What Does Do Not Increase Mean?
Do Not Increase (DNI) is an instruction on a good 'til canceled (GTC) buy-limit or stop order for a broker not to increase the number of shares bought or sold in the event of a stock split or stock dividend.
Understanding Do Not Increase (DNI)
Implicit in a trade order for an investor to buy or sell a certain number of shares is a total dollar amount or percent allocation in a portfolio. For example, suppose an investor would like to buy $20,000 worth of ABC stock. He places a GTC limit order to buy 400 shares at $50 per share. He also gives DNI instruction to the broker. The stock is trading at $55 per share at the time. Three months later, the buy order for 400 shares is still open, but ABC Company splits its stock 2 for 1, which means that the stock price will be cut in half when the split takes effect. For the investor with the open buy order, his original 400 shares will remain static; per the DNI instruction, the buy-limit order will not change to 800 shares at $25 per share (preserving the original $20,000 investment intent). The order then becomes 400 shares at $25 per share.

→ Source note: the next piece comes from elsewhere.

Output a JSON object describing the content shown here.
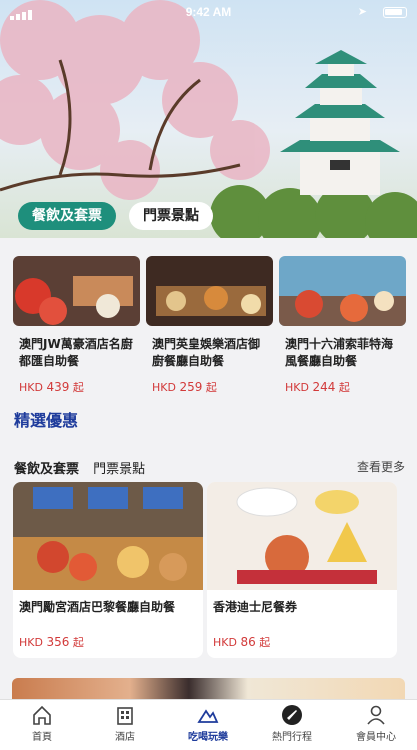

DNI can also apply in case of a stock dividend. Let's say XYZ Company declares a 20% stock dividend; in other words, for every 100 shares owned by investors, 20 additional shares will be given to them. Before this happens, however, an investor who wants XYZ shares submitted an order with her broker for 1,000 shares at $30 per share. This order size of $30,000 represents a targeted 5% of her portfolio. The stock dividend would increase the order size, absent a DNI instruction, to 1,200 shares. If the investor wishes to maintain the $30,000 allocation, she will order her broker not to increase the size to 1,200 shares.